27 avr. 2010

" On dirait que l'averse ouvre des fleurs sauvages. "


Il advint qu'un beau soir l'univers se brisa
Sur des récifs que les naufrageurs enflammèrent
Moi je voyais briller au dessus de la mer
[...]
Aragon - Les yeux d'Elsa.

25 avr. 2010

May you see.



Des fils de soie cuivrée caressent ses épaules.
Beneath my veins.
Dans ces veines coulent des myriades d'étoiles.


Even scientists say Everything is just light. Everything is just light.




22 avr. 2010

Jail.


Les enjeux et les dangers s'entrecroisent. L'abîme est toujours flamboyant.
Les extrêmes seraient-ils bien plus proches qu'on ne le croit ?
Il suffit d'un rien pour basculer de l'un à l'autre. On s'extirpe des ténèbres aussi facilement qu'on vacille des marches du paradis. C'est simple. Il suffit que l'on vous pousse d'un côté, ou que l'on vous tende la main de l'autre.
Dès lors que vous ne vous appartenez plus tout à fait, dès lors que vous offrez à d'autre un fragment - au moins - de vous, ils peuvent faire votre félicité, autant comme votre enfer. Choisissez bien, choisissez vos anges comme vous choisirez vos fêlures.
Le véritable pari, c'est de savoir s'abandonner tout en restant maître de soi.
Savoir partager son égoïsme.
Alchimie de la différence.
J'aurais pu rire, ivre de mon caprice,
L'aurore en moi pouvait creuser son nid.
Eluard
L'iceberg.

21 avr. 2010

Vapeur d'eau.


Sont-ils ce qu'ils prétendent être. Sont-ils ce qu'ils montrent simplement parce qu'ils le doivent. Sommes nous finalement trop. Je devrais faire feu de mes soupçons au profit d'une ignorance insouciante, mais il est bien trop tard, je ne suis pas neutre, moi, je refuse d'être un rien, négligée et annihilée par le doute et la défiance. Je m'y connais en hypocrites, j'en ai côtoyé visage à visage durant des jours, et le fait est que je n'aurai jamais fini. Mais le jour ou celui qui se prétend ami tourne sa veste, celui-la s'inscrit dans la mémoire et jute, amer sur votre langue qui n'a pour bévue que d'avoir osé parler. Maintenant, elle doit choisir. Parle ou tais-toi ?

19 avr. 2010

Chrome.


Que la vie se substitue aux mots ! A quoi bon tenter d' en extirper aux gestes ou aux sentiments alors qu'ils n'en demandent pas. Je ne plaquerai pas l'implacable, je ne saisirai pas l'insaisissable. De toutes façons, je n'aurais pas assez de pouvoir, je n'ai qu'une pauvre plume, moi.
Maintenant, livrée à l'extase tendre et sauvage d'un double egoisme, je ne ressens pas l'envie de retranscrire tout cela. A quoi bon ? Il est bien mieux de vivre et de garder des images plutôt que des mots, cette fois-ci, qu'importe si elles se brouillent ou se voilent.
Je les aurai vécu ; cela vaut toutes les tentatives de mots au monde.
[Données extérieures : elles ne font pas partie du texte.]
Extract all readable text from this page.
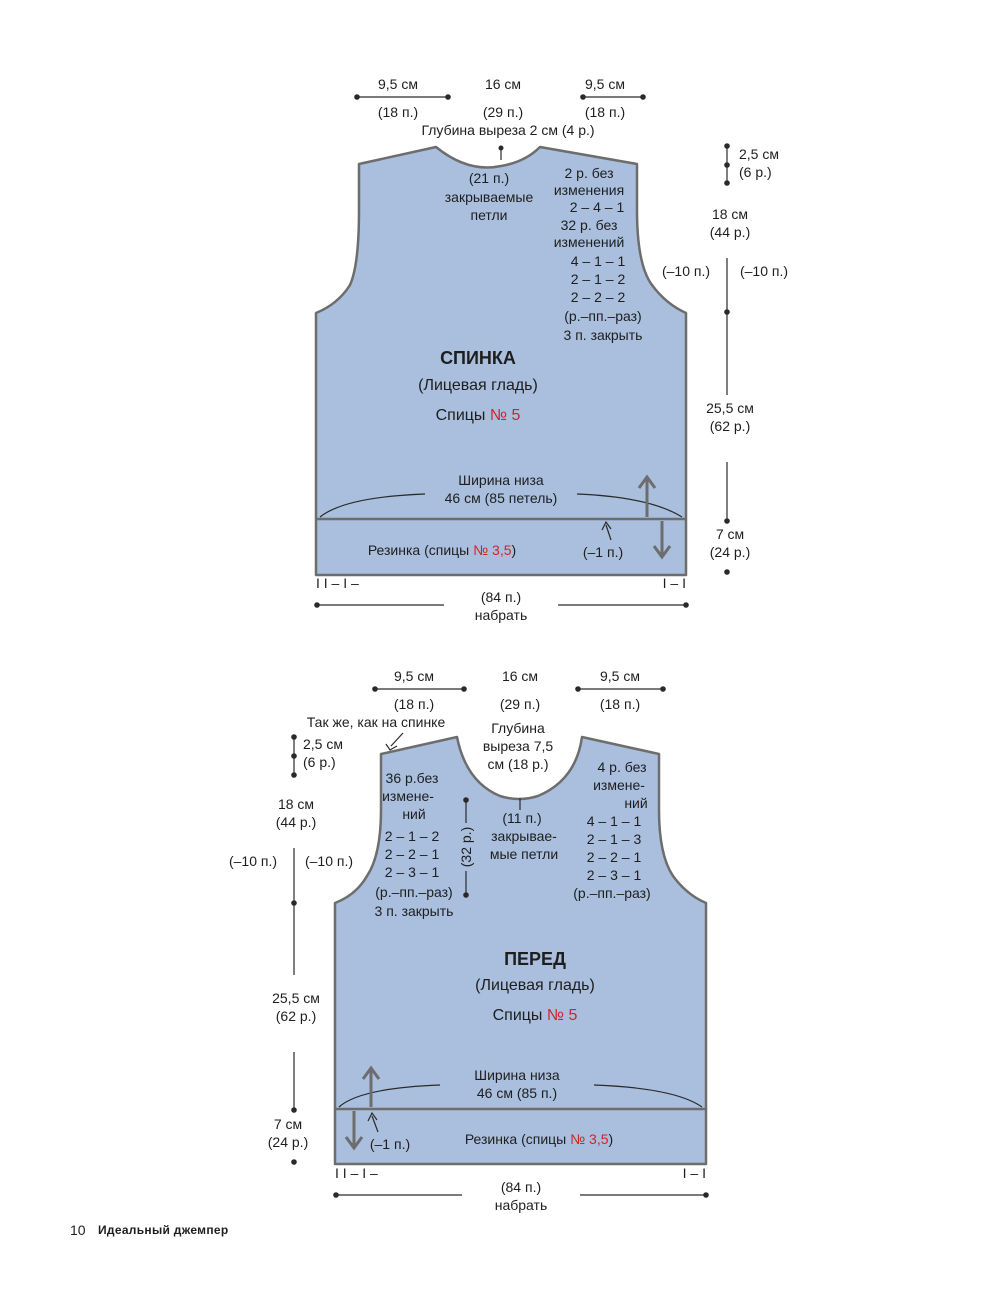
9,5 см
(18 п.)
16 см
(29 п.)
9,5 см
(18 п.)
Глубина выреза 2 см (4 р.)
(21 п.)
закрываемые
петли
2 р. без
изменения
2 – 4 – 1
32 р. без
изменений
4 – 1 – 1
2 – 1 – 2
2 – 2 – 2
(р.–пп.–раз)
3 п. закрыть
СПИНКА
(Лицевая гладь)
Спицы № 5
Ширина низа
46 см (85 петель)
Резинка (спицы № 3,5)	(–1 п.)
(–10 п.) (–10 п.)
2,5 см
(6 р.)
18 см
(44 р.)
25,5 см
(62 р.)
7 см
(24 р.)
I I – I –	I – I
(84 п.)
набрать
9,5 см
(18 п.)
16 см
(29 п.)
9,5 см
(18 п.)
Так же, как на спинке	Глубина
выреза 7,5
см (18 р.)
36 р.без
измене-
ний
2 – 1 – 2
2 – 2 – 1
2 – 3 – 1
(р.–пп.–раз)
3 п. закрыть
(32 р.)
(11 п.)
закрывае-
мые петли
4 р. без
измене-
ний
4 – 1 – 1
2 – 1 – 3
2 – 2 – 1
2 – 3 – 1
(р.–пп.–раз)
ПЕРЕД
(Лицевая гладь)
Спицы № 5
Ширина низа
46 см (85 п.)
(–1 п.)	Резинка (спицы № 3,5)
(–10 п.) (–10 п.)
2,5 см
(6 р.)
18 см
(44 р.)
25,5 см
(62 р.)
7 см
(24 р.)
I I – I –	I – I
(84 п.)
набрать
10 Идеальный джемпер
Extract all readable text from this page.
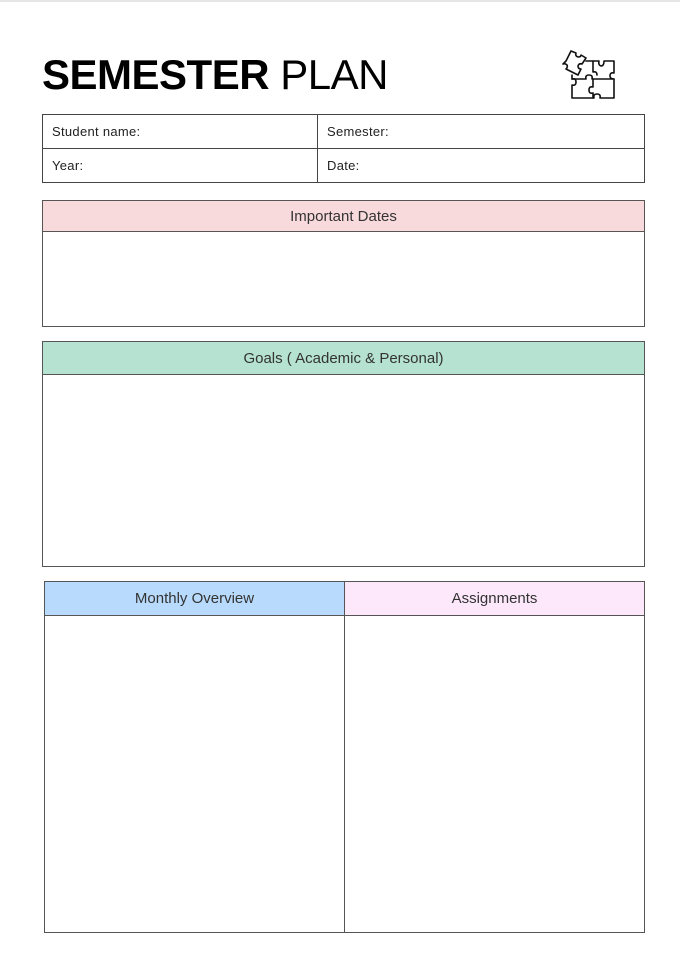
SEMESTER PLAN
Student name:	Semester:
Year:	Date:
Important Dates
Goals ( Academic & Personal)
Monthly Overview	Assignments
Le printemps - fruit de l'attente intemporelle. Ver erat aetenum.
Je n'aurai ni l'audace impétueuse de croire à l'immortalité, ni celle de ne pas oser penser à demain. Vivons simplement. Vivons.

17 avr. 2010

Johny be good.


Azur argent.
Jen'aipaspeurjen'aipaspeurjen'aipaspeur. Pas comme l'autre fois. Il y a cent ans. Ou mille.
Ou quelques mois. Oubliés.
Quand je n'avais pas de place, quand je croyais n'avoir pas de place, et que j'ai finis par m'effacer tellement j'avais peur. Je crevais de peur. J'avais si peur que je me suis tuée.
Puis j'ai pleuré dans mon non-être. Je me suis accrochée à la seule flamme impavide que je pouvais toucher sans crainte. J'ai soufflé sur les braises de ma propre peur. Je l'ai éteinte.
C'est moi qui l'ai térassée, puisque je n'avais plus grand chose.
Folle, fière, et trépidante. Embrasée que j'étais.
Alors qu'elle ne revienne pas. Je lutterai de tout mon être.
Je ne m'y brulerai pas.

16 avr. 2010

Cassis-framboise.



Wish you were here __________
Sentez-vous précieux, ne serait-ce qu'un instant.

Hybride.




Champs de coton.
*
La chance ; belle insolente ?
Impavide et avide de liberté, vive et tenue, elle apeurerait presque.
Le train retombe toujours sur ses roues. Le temps n'est pas à la crainte.
C'est en été que fond le soleil.
Avançons doucement, entourés de ces parfums et de ces odeurs nouvelles, et plus fortes que toutes celles jamais connues auparavant. Avançons entre tendresse et prudence - à l'image du printemps.

10 avr. 2010

Contemplations.


Quel est le plus beau du mouvement rapide de l'été ou de l'hiver chez Vivaldi ?
*
*
*
Imaginez que la réalité sublime le songe au lieu du contraire.
Y croiriez-vous ? Y croiriez-vous ?
:)

6 avr. 2010

Par tous les dieux ! Par tous les dieux !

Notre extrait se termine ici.